I want to be perfectly clear, that I am NOT a perfect parent. I totally lost it this week. I personally think that the devil decided to "turn up the heat" around here and when he did- I failed miserably. You know though, I was able to look at my failure and ask myself how I could have done better. I asked the child involved to forgive me, and better than that, I asked the Lord to forgive me and help to change me. I remember at one point during the week, saying to David, with tears and snot a streaming, that I did not want to be that person, that I refused to be that way ever again. And you know what, I meant it. I felt something within me, as I read this week, change. I became resolved.

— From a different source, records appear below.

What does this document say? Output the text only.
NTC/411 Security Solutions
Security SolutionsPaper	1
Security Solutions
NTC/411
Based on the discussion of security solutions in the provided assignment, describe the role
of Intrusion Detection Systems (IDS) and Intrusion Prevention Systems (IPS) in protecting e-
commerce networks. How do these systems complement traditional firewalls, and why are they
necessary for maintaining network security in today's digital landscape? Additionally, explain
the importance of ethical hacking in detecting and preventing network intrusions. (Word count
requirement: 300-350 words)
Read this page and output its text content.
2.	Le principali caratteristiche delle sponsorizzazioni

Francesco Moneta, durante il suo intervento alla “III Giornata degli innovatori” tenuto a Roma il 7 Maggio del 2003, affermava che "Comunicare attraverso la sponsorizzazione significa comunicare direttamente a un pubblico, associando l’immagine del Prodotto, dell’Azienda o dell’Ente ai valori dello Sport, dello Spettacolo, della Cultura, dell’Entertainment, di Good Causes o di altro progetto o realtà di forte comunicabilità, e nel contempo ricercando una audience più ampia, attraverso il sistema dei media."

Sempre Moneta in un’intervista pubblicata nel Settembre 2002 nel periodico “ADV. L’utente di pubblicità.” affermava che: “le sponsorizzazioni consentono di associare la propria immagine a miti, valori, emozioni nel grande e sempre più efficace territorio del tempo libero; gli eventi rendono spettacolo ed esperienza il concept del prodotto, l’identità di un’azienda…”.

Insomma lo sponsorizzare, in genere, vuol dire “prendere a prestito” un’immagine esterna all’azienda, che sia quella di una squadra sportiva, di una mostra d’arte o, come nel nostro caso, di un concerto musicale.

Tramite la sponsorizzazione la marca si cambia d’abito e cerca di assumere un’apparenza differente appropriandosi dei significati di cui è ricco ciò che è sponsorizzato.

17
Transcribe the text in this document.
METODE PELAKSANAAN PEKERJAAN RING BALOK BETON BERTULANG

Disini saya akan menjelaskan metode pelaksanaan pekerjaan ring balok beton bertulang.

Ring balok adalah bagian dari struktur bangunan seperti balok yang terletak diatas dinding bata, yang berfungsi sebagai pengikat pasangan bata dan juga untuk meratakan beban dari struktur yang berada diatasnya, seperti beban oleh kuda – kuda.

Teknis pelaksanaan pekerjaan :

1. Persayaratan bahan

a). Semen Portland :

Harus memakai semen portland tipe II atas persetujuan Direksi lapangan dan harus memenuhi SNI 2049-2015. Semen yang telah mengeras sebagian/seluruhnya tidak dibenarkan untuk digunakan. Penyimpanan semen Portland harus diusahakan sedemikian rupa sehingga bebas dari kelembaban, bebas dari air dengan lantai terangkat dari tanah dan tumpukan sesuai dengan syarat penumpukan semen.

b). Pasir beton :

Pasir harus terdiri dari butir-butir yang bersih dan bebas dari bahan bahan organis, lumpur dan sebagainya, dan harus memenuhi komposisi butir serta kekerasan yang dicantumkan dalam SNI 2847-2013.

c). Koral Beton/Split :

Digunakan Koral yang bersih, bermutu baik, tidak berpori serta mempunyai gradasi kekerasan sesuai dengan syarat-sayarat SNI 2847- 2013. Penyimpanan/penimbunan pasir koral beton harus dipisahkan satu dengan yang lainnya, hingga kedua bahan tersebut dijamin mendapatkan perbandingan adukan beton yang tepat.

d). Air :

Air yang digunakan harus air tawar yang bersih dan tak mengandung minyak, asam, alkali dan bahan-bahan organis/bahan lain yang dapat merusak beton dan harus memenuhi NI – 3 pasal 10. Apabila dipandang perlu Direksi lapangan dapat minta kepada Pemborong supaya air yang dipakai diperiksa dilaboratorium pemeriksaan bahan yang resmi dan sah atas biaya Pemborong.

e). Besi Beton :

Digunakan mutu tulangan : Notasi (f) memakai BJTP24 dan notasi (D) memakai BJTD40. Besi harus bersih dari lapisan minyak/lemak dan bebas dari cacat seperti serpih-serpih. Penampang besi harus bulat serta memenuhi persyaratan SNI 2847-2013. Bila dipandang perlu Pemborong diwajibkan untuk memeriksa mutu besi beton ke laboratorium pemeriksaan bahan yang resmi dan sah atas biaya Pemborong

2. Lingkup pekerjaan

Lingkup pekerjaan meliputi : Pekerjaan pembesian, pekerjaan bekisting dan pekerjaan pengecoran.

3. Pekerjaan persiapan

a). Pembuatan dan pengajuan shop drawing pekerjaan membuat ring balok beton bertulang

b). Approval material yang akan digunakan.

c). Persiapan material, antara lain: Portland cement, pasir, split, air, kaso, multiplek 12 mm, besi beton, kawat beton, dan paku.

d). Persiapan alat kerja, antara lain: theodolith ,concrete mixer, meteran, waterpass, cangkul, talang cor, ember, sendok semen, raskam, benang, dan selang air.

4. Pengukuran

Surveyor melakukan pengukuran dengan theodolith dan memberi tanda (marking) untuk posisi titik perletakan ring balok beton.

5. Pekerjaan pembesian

The words from our reading this week echoed in my mind: "This is about what you will do, what you will become by God's grace from this day forward. This is the Resolution for WOMEN. More specifically, one woman. You." It was because of God's grace that I was able to find forgiveness when I failed so miserably. It was God's grace that helped me get up from falling and start again. It was God's grace that held my hand while I apologized to my child for losing my temper. And it is God's grace that continually helps me to daily be resolved in my choices.

Ladies, we gave ourselves the pat on the back, we've high-fived each other, but now it's time to become Resolved.

I can't wait to see all of you on Wednesday night...I can't wait to see how the Lord is going to change us and make us to be more like Him as we decide to choose His ways and not our own.